Supreme Court refuses permission to appeal in challenge to Rwanda asylum plan

Supreme Court refuses permission to appeal in challenge to Rwanda asylum plan

The Supreme Court has refused permission to appeal in a challenge to the Rwanda asylum plan.

The appellant originally applied to the High Court for permission to bring an application for judicial review of Home Secretary Priti Patel’s decision that certain people who have made claims for asylum in the UK should be removed to Rwanda, where their claims can be determined by the Rwandan authorities under an agreement between the UK and Rwandan governments.

Permission to apply for judicial review was granted by Swift J on 10 June.
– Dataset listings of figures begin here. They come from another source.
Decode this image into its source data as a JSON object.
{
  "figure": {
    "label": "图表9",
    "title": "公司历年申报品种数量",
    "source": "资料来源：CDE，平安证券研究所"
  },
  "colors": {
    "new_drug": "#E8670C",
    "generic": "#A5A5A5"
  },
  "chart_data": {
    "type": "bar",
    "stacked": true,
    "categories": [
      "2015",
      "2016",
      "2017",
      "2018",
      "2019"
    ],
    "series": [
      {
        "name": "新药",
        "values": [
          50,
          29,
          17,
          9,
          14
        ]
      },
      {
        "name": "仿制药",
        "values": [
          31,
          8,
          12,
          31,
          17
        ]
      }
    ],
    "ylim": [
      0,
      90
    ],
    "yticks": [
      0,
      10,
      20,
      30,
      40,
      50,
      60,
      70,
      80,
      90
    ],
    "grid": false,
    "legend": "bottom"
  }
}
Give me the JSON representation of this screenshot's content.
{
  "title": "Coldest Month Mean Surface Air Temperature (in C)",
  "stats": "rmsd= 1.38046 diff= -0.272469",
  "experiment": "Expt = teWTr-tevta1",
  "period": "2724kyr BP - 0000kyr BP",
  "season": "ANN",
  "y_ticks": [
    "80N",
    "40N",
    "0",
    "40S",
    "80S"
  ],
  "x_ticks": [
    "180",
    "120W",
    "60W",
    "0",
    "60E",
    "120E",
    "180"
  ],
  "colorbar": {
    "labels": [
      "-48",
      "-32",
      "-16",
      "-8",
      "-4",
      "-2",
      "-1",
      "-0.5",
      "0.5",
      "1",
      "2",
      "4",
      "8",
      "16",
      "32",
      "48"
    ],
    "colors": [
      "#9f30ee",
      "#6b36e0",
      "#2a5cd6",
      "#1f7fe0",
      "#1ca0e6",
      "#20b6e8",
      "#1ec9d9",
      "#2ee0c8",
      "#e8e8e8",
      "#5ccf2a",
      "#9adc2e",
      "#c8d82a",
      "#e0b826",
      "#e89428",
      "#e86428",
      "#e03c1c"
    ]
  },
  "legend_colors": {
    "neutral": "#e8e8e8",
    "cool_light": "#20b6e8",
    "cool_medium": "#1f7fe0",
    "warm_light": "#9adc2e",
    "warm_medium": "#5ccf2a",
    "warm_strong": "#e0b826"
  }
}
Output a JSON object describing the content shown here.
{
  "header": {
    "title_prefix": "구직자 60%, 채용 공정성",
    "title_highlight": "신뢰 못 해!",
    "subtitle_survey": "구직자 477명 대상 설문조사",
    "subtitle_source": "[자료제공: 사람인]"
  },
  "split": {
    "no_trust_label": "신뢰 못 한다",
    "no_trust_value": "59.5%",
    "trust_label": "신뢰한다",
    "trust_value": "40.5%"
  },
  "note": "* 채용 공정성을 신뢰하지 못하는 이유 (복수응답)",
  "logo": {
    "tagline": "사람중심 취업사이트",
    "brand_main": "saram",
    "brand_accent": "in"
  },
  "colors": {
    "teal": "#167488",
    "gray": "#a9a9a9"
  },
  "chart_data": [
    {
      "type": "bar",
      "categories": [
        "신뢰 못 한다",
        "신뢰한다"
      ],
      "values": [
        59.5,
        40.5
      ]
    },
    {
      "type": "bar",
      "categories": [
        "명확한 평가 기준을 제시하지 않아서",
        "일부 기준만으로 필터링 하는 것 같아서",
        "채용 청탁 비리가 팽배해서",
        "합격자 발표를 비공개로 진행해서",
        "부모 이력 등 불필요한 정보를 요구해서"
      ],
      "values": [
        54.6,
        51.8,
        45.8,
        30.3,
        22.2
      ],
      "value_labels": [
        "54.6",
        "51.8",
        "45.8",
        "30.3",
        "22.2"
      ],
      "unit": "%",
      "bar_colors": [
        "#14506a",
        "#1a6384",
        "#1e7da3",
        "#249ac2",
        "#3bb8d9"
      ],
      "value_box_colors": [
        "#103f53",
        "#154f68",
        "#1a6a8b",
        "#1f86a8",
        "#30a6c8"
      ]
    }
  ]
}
The application will be heard in July and that is where the legality of Ms Patel’s policy will be determined.

Swift J then decided in favour of the Home Secretary as regards what should happen to the asylum seekers in the meantime – whether they should be removed to Rwanda in keeping with the government’s policy or whether they should be allowed to stay until the lawfulness question has been decided.

The claimants appealed to the Court of Appeal, which refused their appeal yesterday.

The single remaining claimant facing removal then appealed to the Supreme Court for permission to appeal against the decision of the Court of Appeal on the basis the court erred in law in assuming the Rwandan government would comply with the assurances provided in a memorandum of understanding.

President of the Supreme Court, Lord Reed of Allermuir; Deputy President, Lord Hodge and Lord Kitchin considered the application.

Lord Reed said: “This court is not persuaded that the Court of Appeal arguably committed such an error. It did not hold that the judge was entitled to assume that the government of Rwanda would comply with the memorandum of understanding, and the judge did not make such an assumption. He did attach weight to the assurances given in that document, and was entitled to do so in the light of the evidence before him. The degree of weight which he gave to that evidence was a matter for his assessment, as the Court of Appeal correctly held.

“One related matter which was of concern to this court was whether, if the appellant were to succeed at the hearing proposed for July in his challenge to the lawfulness of his removal to Rwanda, he would then be returned to this country, where it would follow that his asylum claim ought properly to be dealt with. In that regard, The Government Legal Department have informed the court, on behalf of the Home Secretary, as follows:

“‘If the High Court were to make an order that the SSHD should use her best endeavours to ensure the Appellant’s return to the UK from Rwanda following a trial, and there were no stay of any such judgment, then the SSHD would seek to comply with that order. There are arrangements for return of relocated individuals in Article 11 of the MOU which provides that: “Following a request made by the United Kingdom, Rwanda will take all reasonable steps in accordance with international human rights standards to make a Relocated Individual available for return to the United Kingdom should the United Kingdom be legally obliged to facilitate that person’s return.’”

Lord Reed concluded: “In the light of that assurance, and for the reasons I have explained, the court refuses permission to appeal.”